Les deux candidats jouent des coudes dans une course acharnée, tandis que le pays assiste, pour la première fois, à des débats télévisés. Kennedy séduit par sa prestance, son teint hâlé, son air avenant. Nixon, lui, apparaît épuisé, mal à l’aise… et mal rasé. Un contraste visuel saisissant pour une nation qui découvre le pouvoir de l’image.
La nuit électorale est un vrai marathon. Kennedy finit par s’imposer avec seulement 0,17 % d’avance sur Nixon dans le vote populaire. Ce qui signifie que, du côté des chiffres, Kennedy a recueilli 34,2 millions de voix, contre 34,1 millions pour Nixon, soit une différence de 112 827 voix. Du côté des Grands Electeurs, Kennedy prend également l'avantage, mais le résultat reste incroyablement serré: 303 pour Kennedy contre 219 pour son adversaire. Nixon accepte sa défaite sans broncher.
Cette élection reste dans la mémoire collective comme l’une des plus disputées de son époque et symbolise un tournant dans l’histoire de la politique américaine, où le charisme est devenu une arme de campagne, une arme aussi redoutable qu’un programme.

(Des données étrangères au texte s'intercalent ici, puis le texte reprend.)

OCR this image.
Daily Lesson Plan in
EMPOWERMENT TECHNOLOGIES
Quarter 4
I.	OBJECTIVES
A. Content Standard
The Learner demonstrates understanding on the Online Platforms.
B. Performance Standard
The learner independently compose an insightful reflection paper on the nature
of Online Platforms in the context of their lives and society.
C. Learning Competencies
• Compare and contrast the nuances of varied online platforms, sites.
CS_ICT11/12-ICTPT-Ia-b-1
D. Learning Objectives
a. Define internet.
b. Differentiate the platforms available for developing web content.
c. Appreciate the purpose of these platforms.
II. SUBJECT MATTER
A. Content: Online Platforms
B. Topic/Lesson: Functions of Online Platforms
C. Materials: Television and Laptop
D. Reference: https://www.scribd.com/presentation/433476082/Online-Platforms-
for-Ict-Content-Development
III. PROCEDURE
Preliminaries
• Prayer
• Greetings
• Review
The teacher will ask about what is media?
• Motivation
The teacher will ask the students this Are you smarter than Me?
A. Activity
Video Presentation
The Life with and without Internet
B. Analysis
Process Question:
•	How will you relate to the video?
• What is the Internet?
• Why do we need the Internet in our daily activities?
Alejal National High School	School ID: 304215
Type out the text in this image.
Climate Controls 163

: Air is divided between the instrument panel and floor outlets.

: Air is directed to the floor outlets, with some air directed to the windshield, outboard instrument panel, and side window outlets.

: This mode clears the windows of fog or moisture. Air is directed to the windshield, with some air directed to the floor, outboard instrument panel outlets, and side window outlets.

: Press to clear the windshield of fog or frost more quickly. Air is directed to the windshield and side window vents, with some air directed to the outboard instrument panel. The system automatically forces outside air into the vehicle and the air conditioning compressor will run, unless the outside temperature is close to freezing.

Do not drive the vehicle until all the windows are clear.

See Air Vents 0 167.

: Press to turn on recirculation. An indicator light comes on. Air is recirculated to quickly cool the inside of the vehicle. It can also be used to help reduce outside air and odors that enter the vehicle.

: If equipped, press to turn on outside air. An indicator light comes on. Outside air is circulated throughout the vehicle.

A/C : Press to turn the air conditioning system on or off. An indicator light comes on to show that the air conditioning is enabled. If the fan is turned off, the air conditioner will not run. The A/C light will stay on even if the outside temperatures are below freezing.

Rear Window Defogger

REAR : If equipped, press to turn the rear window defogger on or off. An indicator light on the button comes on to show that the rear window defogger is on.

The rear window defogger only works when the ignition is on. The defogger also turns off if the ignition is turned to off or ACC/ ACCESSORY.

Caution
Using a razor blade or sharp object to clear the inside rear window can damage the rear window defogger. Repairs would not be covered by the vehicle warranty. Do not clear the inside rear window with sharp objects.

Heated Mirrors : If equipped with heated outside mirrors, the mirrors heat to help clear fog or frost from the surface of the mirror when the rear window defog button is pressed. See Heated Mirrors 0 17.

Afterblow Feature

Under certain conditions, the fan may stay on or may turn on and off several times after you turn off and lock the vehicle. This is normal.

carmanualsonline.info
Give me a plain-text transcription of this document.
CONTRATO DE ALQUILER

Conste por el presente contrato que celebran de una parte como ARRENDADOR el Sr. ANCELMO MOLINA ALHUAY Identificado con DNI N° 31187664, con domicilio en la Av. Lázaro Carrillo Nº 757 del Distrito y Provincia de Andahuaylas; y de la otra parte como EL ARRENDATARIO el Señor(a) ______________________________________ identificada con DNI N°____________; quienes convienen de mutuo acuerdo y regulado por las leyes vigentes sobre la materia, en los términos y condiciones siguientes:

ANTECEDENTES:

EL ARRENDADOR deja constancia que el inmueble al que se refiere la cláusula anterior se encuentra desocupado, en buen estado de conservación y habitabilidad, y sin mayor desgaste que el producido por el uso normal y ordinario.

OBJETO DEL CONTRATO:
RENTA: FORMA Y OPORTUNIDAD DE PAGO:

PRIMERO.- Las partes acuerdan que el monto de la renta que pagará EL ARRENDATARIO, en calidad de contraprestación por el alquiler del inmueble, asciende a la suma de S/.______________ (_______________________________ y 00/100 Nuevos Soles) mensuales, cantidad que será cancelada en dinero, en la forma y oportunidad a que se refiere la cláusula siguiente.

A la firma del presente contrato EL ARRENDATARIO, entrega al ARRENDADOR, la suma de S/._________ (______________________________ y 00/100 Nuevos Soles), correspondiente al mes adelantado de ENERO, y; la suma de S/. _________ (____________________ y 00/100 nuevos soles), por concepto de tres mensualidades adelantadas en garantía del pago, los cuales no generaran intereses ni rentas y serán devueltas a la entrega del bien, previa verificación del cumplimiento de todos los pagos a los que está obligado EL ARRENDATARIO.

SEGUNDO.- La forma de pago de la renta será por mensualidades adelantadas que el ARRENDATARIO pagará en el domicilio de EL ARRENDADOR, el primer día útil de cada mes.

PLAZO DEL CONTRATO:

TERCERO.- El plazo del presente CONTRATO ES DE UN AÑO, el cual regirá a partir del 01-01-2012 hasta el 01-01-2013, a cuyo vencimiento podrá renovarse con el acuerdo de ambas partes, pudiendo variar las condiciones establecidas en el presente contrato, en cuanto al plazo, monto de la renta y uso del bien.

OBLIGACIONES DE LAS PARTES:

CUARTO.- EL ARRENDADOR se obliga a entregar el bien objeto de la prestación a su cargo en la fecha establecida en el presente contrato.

Si l’élection présidentielle est souvent présentée comme le choix souverain du peuple, ces exemples montrent que le système électoral américain peut jouer des tours imprévus. Avec ses Grands Electeurs et ses recomptages chaotiques, il a offert des victoires aussi inattendues que controversées.
Que ce soit en Floride en 2000, avec des bulletins de vote à peine marqués, dans une «Rust Belt» divisée en 2016, ou dans un face-à-face historique en 1960, ces batailles électorales montrent à quel point le destin d’un pays peut se décider sur un fil.
L’élection qui se joue en ce moment même sous les yeux du monde entier, avec ses multiples rebondissements (citons seulement le retrait de Biden ou les tentatives d’assassinat sur Trump pour ne pas faire une parenthèse à rallonge) promet d’ores et déjà de rester, elle aussi, dans les annales de la politique américaines.